Group Classes and Recitals
Group classes are an important part of the Suzuki Method (in both Modified and Traditional versions). These lessons provide:
* A standard of performance expectations
* A time to play with and for peers
* An opportunity to experience broad musical ideas in a fun environment
Every child is expected to perform at every class. Performance selections are often still in the "working" stages, however, the regular act of performing in front of peers can help reduce performance anxieties across all situations, musical or other.
In addition, group classes are used as an opportunity to explore the wider world of music. Students become familiar with composer histories, stylistic traits, great masterworks, and basic theoretical concepts, in addition to building some of the basic skills that will serve them well in ensemble settings. Emphasis is always placed on listening and responding.

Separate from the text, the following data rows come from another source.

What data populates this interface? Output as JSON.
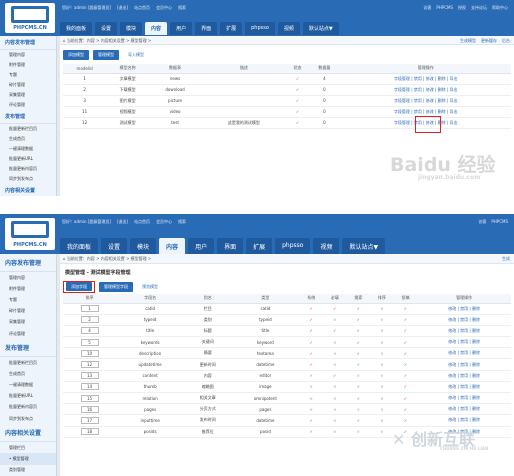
{
  "brand": {
    "logo_text": "PHPCMS.CN"
  },
  "top_info": [
    "您好！admin [超级管理员]",
    "[退出]",
    "站点首页",
    "会员中心",
    "搜索"
  ],
  "top_right_1": [
    "访客",
    "PHPCMS",
    "授权",
    "支持论坛",
    "帮助中心"
  ],
  "top_right_2": [
    "访客",
    "PHPCMS"
  ],
  "nav": [
    "我的面板",
    "设置",
    "模块",
    "内容",
    "用户",
    "界面",
    "扩展",
    "phpsso",
    "视频",
    "默认站点▼"
  ],
  "sidebar1": [
    {
      "type": "sec",
      "label": "内容发布管理"
    },
    {
      "type": "li",
      "label": "管理内容"
    },
    {
      "type": "li",
      "label": "附件管理"
    },
    {
      "type": "li",
      "label": "专题"
    },
    {
      "type": "li",
      "label": "碎片管理"
    },
    {
      "type": "li",
      "label": "采集管理"
    },
    {
      "type": "li",
      "label": "评论管理"
    },
    {
      "type": "sec",
      "label": "发布管理"
    },
    {
      "type": "li",
      "label": "批量更新栏目页"
    },
    {
      "type": "li",
      "label": "生成首页"
    },
    {
      "type": "li",
      "label": "一键清理数据"
    },
    {
      "type": "li",
      "label": "批量更新URL"
    },
    {
      "type": "li",
      "label": "批量更新内容页"
    },
    {
      "type": "li",
      "label": "同步到发布点"
    },
    {
      "type": "sec",
      "label": "内容相关设置"
    },
    {
      "type": "li",
      "label": "管理栏目"
    },
    {
      "type": "li",
      "label": "模型管理"
    }
  ],
  "sidebar2": [
    {
      "type": "sec",
      "label": "内容发布管理"
    },
    {
      "type": "li",
      "label": "管理内容"
    },
    {
      "type": "li",
      "label": "附件管理"
    },
    {
      "type": "li",
      "label": "专题"
    },
    {
      "type": "li",
      "label": "碎片管理"
    },
    {
      "type": "li",
      "label": "采集管理"
    },
    {
      "type": "li",
      "label": "评论管理"
    },
    {
      "type": "sec",
      "label": "发布管理"
    },
    {
      "type": "li",
      "label": "批量更新栏目页"
    },
    {
      "type": "li",
      "label": "生成首页"
    },
    {
      "type": "li",
      "label": "一键清理数据"
    },
    {
      "type": "li",
      "label": "批量更新URL"
    },
    {
      "type": "li",
      "label": "批量更新内容页"
    },
    {
      "type": "li",
      "label": "同步到发布点"
    },
    {
      "type": "sec",
      "label": "内容相关设置"
    },
    {
      "type": "li",
      "label": "管理栏目"
    },
    {
      "type": "li",
      "label": "• 模型管理"
    },
    {
      "type": "li",
      "label": "类别管理"
    },
    {
      "type": "li",
      "label": "推荐位管理"
    }
  ],
  "crumb1": "当前位置：内容 > 内容相关设置 > 模型管理 >",
  "crumb1_right": [
    "生成模型",
    "更新缓存",
    "后台"
  ],
  "crumb2": "当前位置：内容 > 内容相关设置 > 模型管理 >",
  "crumb2_right": "生成",
  "toolbar1": [
    "添加模型",
    "管理模型",
    "导入模型"
  ],
  "subtitle2": "模型管理 - 测试模型字段管理",
  "toolbar2": [
    "添加字段",
    "管理模型字段",
    "预览模型"
  ],
  "table1": {
    "headers": [
      "modelid",
      "模型名称",
      "数据表",
      "描述",
      "状态",
      "数据量",
      "管理操作"
    ],
    "rows": [
      [
        "1",
        "文章模型",
        "news",
        "",
        "✓",
        "4",
        "字段管理 | 禁用 | 修改 | 删除 | 导出"
      ],
      [
        "2",
        "下载模型",
        "download",
        "",
        "✓",
        "0",
        "字段管理 | 禁用 | 修改 | 删除 | 导出"
      ],
      [
        "3",
        "图片模型",
        "picture",
        "",
        "✓",
        "0",
        "字段管理 | 禁用 | 修改 | 删除 | 导出"
      ],
      [
        "11",
        "视频模型",
        "video",
        "",
        "✓",
        "0",
        "字段管理 | 禁用 | 修改 | 删除 | 导出"
      ],
      [
        "12",
        "测试模型",
        "test",
        "这是我的测试模型",
        "✓",
        "0",
        "字段管理 | 禁用 | 修改 | 删除 | 导出"
      ]
    ]
  },
  "table2": {
    "headers": [
      "排序",
      "字段名",
      "别名",
      "类型",
      "系统",
      "必填",
      "搜索",
      "排序",
      "投稿",
      "管理操作"
    ],
    "rows": [
      [
        "1",
        "catid",
        "栏目",
        "catid",
        "✓",
        "✓",
        "✓",
        "×",
        "✓",
        "修改 | 禁用 | 删除"
      ],
      [
        "2",
        "typeid",
        "类别",
        "typeid",
        "✓",
        "×",
        "✓",
        "×",
        "✓",
        "修改 | 禁用 | 删除"
      ],
      [
        "4",
        "title",
        "标题",
        "title",
        "✓",
        "✓",
        "✓",
        "×",
        "✓",
        "修改 | 禁用 | 删除"
      ],
      [
        "5",
        "keywords",
        "关键词",
        "keyword",
        "✓",
        "×",
        "✓",
        "×",
        "✓",
        "修改 | 禁用 | 删除"
      ],
      [
        "10",
        "description",
        "摘要",
        "textarea",
        "✓",
        "×",
        "✓",
        "×",
        "✓",
        "修改 | 禁用 | 删除"
      ],
      [
        "12",
        "updatetime",
        "更新时间",
        "datetime",
        "✓",
        "×",
        "×",
        "×",
        "×",
        "修改 | 禁用 | 删除"
      ],
      [
        "13",
        "content",
        "内容",
        "editor",
        "×",
        "✓",
        "×",
        "×",
        "✓",
        "修改 | 禁用 | 删除"
      ],
      [
        "14",
        "thumb",
        "缩略图",
        "image",
        "×",
        "×",
        "×",
        "×",
        "✓",
        "修改 | 禁用 | 删除"
      ],
      [
        "15",
        "relation",
        "相关文章",
        "omnipotent",
        "×",
        "×",
        "×",
        "×",
        "✓",
        "修改 | 禁用 | 删除"
      ],
      [
        "16",
        "pages",
        "分页方式",
        "pages",
        "×",
        "×",
        "×",
        "×",
        "✓",
        "修改 | 禁用 | 删除"
      ],
      [
        "17",
        "inputtime",
        "发布时间",
        "datetime",
        "✓",
        "×",
        "×",
        "×",
        "×",
        "修改 | 禁用 | 删除"
      ],
      [
        "18",
        "posids",
        "推荐位",
        "posid",
        "×",
        "×",
        "×",
        "×",
        "✓",
        "修改 | 禁用 | 删除"
      ]
    ]
  },
  "watermark1": "Baidu 经验",
  "watermark1_sub": "jingyan.baidu.com",
  "watermark2": "创新互联",
  "watermark2_sub": "CHUANG XIN HU LIAN"
}
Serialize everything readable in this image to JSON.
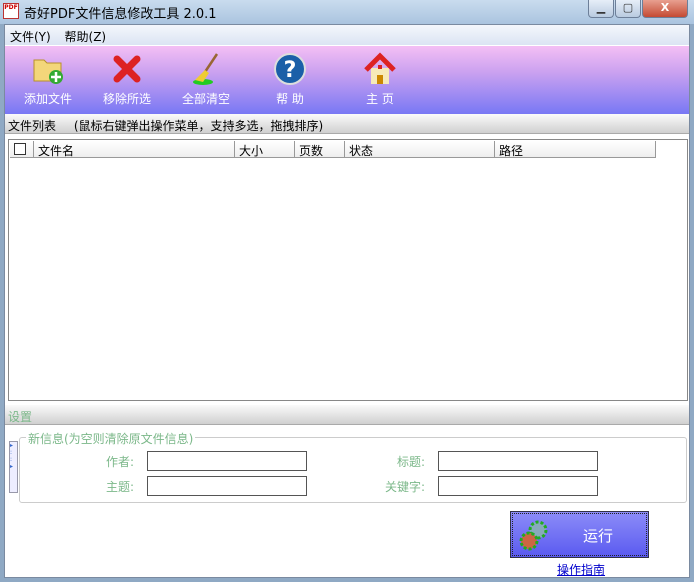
{
  "window": {
    "title": "奇好PDF文件信息修改工具 2.0.1",
    "app_icon_text": "PDF"
  },
  "menu": [
    {
      "label": "文件(Y)"
    },
    {
      "label": "帮助(Z)"
    }
  ],
  "toolbar": [
    {
      "label": "添加文件",
      "icon": "add-folder-icon"
    },
    {
      "label": "移除所选",
      "icon": "red-x-icon"
    },
    {
      "label": "全部清空",
      "icon": "broom-icon"
    },
    {
      "label": "帮 助",
      "icon": "help-icon"
    },
    {
      "label": "主 页",
      "icon": "home-icon"
    }
  ],
  "file_list": {
    "title": "文件列表",
    "hint": "(鼠标右键弹出操作菜单，支持多选，拖拽排序)",
    "columns": [
      "文件名",
      "大小",
      "页数",
      "状态",
      "路径"
    ],
    "rows": []
  },
  "settings": {
    "title": "设置",
    "group_title": "新信息(为空则清除原文件信息)",
    "author_label": "作者:",
    "title_label": "标题:",
    "subject_label": "主题:",
    "keywords_label": "关键字:",
    "author": "",
    "doc_title": "",
    "subject": "",
    "keywords": ""
  },
  "run_label": "运行",
  "guide_link": "操作指南"
}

Fifth Saturdays of any given month are also reserved for regular group classes. Classes are formed according to level of advancement. It is important to note that these classes are not mandatory, but are strongly encouraged. For a current schedule of upcoming classes, please click here.
Once in the fall and once in the spring, every child in the studio is asked to participate in a joint recital followed by a reception for the students, family, and friends. Because this is a formal musical performance, rehearsal time is arranged for students to work with an accompanist.
Book Graduation Recitals
Upon the completion of any Suzuki volume, students are asked to give a solo recital in order to "graduate" to the next level. These recitals may be performed in front of the student's group class, at home with a pre-set number of friends and family in attendance, or, in more advanced cases, at a local retirement community. These recitals do not require an accompanist, however, one can be provided at the family's request.
Special Occasion Performances
Students may be requested to participate in smaller group recitals as the opportunity arises. Locations for these events include private homes, churches, retirement communities or other venues, and often incorporate ensemble and chamber work interspersed with solo performances. Students and parents alike agree that these more intimate settings create fun and memorable associations with the violin or viola, and are likely to fuel a student's desire to participate in or support the arts at an older age.